А Веня спешил. Он чувствовал, как под его ногами пружинил знакомый провод. Левой рукой он скользил по соседнему проводу, и она нагрелась от трения, а правой, отброшенной в сторону, поддерживал равновесие. Получалось довольно ловко, и Веня улыбался. Почему бы ему не улыбаться? Он репетировал это чудо ровно месяц. Тридцать дней. А сегодня тридцать первый. Сначала он пробовал бегать с монтажным поясом, а потом и без него. Но об этом никто не знал. Зачем? По утрам, когда занимался тяжёлый на подъём осенний рассвет, Веня поднимался на провод и бегал, бегал, бегал. Человек ведь всё может. Нужно только очень хотеть.
С земли, от прыгающего на ветру костра видно, как Веня едва не сорвался. Чуть-чуть… Кое-кто из монтажников вздрогнул. Лёша Ловский, здоровенный детина в чёрном бушлате, с медной, как у индейца, кожей, с раскосыми глазами и длинными руками, в которых можно было спрятать по арбузу, носивший кличку папа Чингис, несдержанно выругался:
— Жеребёнок! Газует на первой скорости! — Голос у него был низкий и грубый.
Боря Зарян, маленький и лысый астроном-любитель, спокойно поправил:
— Электрифицированный жеребёнок.
Зарян работал шофёром и по совместительству монтёром. Но совместительство это было добровольное, как и вступление в кассу взаимопомощи. Хорошее и славное это слово — добровольный. Иной раз за этим словом стоит весь человек. Добровольное дело не всякому доверят, да и не всякий на это согласится. А вот Боре Заряну доверили, и он согласился быть монтёром на общественных началах.
А Веня всё бежал. Бежал изо всех сил, что было духу, и всё равно улыбался.
Я должен выиграть этот спор. Три минуты — это не так уж и мало, думал Веня. Я успею. Я не люблю проигрывать. Филин знает об этом. А ещё я не люблю носить полосатых пижам. В пижаме мужчина мало похож на мужчину. Я куплю такую пижаму в Иркутске и подарю её на праздник Филину.
К костру подъехал помятый «козлик». Казалось, что машина прошла огни, воды, медные трубы и ещё сто тысяч без капитального ремонта. В сорок первой колонне работали хозяйственные люди.
Из машины устало выбрался белоресницый усатый мужчина, начальник колонны Гуревич. Он тоже задрал голову вверх, спрятав руки в карманы расстёгнутого полушубка. Из-под полушубка виднелся синий свитер. У Гуревича были тонкие чёрные усы, зелёные глаза и полушубок на рыжей, почти красной овчине. Он был похож на альбом с цветными марками.
Но пожаловал Гуревич к шапочному разбору.

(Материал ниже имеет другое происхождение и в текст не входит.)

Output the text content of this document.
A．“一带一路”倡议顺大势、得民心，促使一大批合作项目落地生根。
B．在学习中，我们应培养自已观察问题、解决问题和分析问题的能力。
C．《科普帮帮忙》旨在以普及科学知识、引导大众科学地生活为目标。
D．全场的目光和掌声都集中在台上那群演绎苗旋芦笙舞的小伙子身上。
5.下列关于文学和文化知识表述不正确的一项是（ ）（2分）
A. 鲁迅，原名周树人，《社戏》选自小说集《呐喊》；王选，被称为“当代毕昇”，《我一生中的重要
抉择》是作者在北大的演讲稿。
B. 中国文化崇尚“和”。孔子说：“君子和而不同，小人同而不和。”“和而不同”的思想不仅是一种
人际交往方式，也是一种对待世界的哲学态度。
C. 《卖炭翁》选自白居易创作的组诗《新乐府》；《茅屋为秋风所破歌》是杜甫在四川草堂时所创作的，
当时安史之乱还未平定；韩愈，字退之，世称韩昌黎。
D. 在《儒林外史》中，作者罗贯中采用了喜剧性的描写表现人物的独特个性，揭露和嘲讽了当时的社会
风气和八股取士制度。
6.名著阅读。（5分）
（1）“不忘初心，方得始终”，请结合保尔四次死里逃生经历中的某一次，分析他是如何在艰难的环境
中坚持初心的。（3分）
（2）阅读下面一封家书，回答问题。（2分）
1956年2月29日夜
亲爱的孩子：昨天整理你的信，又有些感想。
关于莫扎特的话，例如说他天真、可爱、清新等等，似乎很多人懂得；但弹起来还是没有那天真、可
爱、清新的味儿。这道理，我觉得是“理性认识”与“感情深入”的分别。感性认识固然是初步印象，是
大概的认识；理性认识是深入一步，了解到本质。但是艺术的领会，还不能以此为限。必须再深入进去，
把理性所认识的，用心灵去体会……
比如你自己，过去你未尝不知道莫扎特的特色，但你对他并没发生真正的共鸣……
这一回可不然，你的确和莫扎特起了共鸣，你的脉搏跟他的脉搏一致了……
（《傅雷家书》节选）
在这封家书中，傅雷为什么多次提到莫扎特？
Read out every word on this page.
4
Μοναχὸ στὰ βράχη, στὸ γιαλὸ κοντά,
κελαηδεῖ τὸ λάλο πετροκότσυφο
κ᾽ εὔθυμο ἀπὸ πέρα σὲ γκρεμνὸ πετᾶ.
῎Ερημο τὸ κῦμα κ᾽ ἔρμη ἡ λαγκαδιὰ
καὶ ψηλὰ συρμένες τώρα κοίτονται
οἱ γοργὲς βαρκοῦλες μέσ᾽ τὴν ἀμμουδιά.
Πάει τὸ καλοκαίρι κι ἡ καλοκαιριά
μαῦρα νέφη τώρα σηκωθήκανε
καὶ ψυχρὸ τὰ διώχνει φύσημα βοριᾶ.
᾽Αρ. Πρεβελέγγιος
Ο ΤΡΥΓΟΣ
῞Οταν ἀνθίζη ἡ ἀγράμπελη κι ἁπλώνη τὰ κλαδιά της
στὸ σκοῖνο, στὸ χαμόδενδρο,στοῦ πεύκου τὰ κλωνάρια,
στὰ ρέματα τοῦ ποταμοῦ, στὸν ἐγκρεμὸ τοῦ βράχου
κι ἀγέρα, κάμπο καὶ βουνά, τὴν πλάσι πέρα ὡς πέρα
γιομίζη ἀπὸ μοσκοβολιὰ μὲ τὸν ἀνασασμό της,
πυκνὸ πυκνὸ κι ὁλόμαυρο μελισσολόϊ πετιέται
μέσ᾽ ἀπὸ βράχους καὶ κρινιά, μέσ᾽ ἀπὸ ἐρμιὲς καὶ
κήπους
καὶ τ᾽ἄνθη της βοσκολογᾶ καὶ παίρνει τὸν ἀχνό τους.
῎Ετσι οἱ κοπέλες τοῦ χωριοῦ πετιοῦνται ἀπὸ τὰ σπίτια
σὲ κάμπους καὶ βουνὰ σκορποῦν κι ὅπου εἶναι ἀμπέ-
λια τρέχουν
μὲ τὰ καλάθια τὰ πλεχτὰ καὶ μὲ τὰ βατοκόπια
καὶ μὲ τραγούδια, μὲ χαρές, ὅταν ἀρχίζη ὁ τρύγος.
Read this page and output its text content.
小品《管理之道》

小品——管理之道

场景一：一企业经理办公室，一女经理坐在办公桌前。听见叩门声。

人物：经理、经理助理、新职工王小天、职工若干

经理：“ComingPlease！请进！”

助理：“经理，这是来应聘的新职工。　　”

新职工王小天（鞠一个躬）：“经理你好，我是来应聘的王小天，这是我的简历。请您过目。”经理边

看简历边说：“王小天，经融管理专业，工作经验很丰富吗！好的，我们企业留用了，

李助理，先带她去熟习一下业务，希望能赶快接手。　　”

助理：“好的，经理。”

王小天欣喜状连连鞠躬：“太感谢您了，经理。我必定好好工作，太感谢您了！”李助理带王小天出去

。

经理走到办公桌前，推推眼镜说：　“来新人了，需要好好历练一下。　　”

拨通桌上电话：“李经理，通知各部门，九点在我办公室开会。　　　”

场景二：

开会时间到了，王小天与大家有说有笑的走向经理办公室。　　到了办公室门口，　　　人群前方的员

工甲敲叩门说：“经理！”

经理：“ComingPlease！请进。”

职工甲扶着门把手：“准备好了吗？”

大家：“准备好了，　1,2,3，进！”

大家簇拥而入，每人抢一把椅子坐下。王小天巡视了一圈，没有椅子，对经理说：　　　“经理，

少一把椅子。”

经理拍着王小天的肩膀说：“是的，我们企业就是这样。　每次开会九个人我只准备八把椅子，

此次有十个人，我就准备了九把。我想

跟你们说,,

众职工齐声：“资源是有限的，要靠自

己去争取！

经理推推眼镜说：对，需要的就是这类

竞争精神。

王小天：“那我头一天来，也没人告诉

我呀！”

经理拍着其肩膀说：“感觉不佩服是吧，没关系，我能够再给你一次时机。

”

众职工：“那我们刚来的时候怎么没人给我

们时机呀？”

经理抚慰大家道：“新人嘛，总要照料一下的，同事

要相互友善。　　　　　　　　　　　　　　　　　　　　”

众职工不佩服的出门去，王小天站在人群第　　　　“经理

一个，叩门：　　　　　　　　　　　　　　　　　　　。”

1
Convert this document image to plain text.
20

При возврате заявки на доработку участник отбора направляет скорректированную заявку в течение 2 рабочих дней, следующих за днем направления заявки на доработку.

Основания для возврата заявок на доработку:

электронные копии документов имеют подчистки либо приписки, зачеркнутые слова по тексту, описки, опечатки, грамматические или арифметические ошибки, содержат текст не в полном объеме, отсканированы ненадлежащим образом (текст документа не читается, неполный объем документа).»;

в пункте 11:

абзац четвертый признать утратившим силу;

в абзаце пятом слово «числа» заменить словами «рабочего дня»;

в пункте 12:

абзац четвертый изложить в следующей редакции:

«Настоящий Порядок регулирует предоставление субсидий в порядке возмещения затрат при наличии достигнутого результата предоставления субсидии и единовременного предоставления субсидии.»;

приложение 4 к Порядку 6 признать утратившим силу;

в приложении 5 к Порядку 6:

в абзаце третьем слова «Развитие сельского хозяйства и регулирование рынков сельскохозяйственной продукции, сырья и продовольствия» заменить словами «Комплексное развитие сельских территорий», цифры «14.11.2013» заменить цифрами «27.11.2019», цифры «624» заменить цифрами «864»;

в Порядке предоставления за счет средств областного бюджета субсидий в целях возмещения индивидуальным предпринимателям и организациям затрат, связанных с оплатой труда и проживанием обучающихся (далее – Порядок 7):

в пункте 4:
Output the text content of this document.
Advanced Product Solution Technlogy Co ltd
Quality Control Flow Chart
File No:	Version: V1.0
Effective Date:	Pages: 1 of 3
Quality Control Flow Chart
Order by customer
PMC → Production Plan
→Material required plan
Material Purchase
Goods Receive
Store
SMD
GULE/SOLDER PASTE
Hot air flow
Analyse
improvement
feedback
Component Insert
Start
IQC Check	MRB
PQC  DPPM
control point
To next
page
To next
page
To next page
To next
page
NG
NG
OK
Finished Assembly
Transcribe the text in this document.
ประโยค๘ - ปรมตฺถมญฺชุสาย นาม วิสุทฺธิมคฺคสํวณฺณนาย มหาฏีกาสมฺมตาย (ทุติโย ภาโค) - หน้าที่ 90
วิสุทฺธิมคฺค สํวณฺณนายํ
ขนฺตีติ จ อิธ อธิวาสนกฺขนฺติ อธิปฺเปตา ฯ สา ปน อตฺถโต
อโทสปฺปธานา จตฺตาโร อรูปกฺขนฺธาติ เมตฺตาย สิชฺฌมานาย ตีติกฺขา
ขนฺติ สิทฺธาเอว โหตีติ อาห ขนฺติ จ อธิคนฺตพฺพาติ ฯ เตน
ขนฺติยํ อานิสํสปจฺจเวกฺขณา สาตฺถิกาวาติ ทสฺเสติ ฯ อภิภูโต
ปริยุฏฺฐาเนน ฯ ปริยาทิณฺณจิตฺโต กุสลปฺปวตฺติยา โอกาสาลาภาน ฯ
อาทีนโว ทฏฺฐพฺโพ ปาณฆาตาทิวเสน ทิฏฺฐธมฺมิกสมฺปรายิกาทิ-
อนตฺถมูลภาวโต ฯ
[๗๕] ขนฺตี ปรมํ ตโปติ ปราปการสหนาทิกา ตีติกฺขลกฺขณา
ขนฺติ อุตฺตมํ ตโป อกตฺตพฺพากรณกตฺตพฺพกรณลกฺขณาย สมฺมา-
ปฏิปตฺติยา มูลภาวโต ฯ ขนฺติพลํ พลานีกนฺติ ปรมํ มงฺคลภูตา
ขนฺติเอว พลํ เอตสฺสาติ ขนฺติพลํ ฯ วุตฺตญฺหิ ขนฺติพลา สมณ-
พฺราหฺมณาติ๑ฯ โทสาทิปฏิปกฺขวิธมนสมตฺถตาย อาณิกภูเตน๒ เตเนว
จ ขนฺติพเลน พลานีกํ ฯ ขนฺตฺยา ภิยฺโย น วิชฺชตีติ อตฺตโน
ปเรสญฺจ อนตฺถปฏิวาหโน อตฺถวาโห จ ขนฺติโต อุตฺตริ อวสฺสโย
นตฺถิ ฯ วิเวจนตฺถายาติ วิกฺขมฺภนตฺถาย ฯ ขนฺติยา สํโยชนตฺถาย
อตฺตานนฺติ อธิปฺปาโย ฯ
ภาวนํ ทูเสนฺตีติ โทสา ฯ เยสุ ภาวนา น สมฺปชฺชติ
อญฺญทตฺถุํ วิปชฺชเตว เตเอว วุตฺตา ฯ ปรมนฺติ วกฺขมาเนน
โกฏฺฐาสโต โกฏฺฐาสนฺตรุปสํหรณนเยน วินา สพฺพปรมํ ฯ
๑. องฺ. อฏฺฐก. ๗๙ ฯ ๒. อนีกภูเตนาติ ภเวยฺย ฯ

Веня уже добежал до опоры. Он поднялся на ней во весь рост на фоне спокойного пасмурного неба и, размахивая руками, пронзительно засвистел.
— Ну? — повернулся к Филину папа Чингис.
— Ровно три минуты, — горько сказал горбоносый Валерка Филин и опустил руку с часами. На его лице появился отпечаток тоски и грусти.
Папа Чингис улыбнулся и ответил:
— Плакали твои часики, Филин. — Улыбка у него была добрая и сочувствующая.
Но победителей судят.
Когда Веня, потный, сияющий и довольный (таким довольным обязательно будет Брумель, когда возьмёт высоту в три метра), спустился с опоры и подошёл к костру, начальник колонны Гуревич сказал сердито:
— В цирк можешь ехать хоть завтра. Понял?
Лучше всего было молчать. Когда человек тонет, ему бросают спасательный круг, а когда человека ругают, спасательный круг для него — молчание. Веня знал об этом не хуже других. Он ничего не сказал Гуревичу, а хотел сказать очень многое. Веня только посмотрел на его тонкие, чисто выбритые усы и виновато опустил голову.
— Кто разрешил подниматься на высоту без пояса? Канатоходец нашёлся. Сегодня получишь по колонне выговор. Строгий! — Гуревич старался говорить сурово. Он бы сказал Вене совсем другое, но не имел права. Он, например, мог сказать ему: «Ты отличный парень, Венька. Если бы я был директором московского цирка, ты бы у меня был гвоздём программы». Но белоресницый Гуревич не стал шутить и хмуро добавил: — Голова у тебя, Калашников, кедровыми шишками набита.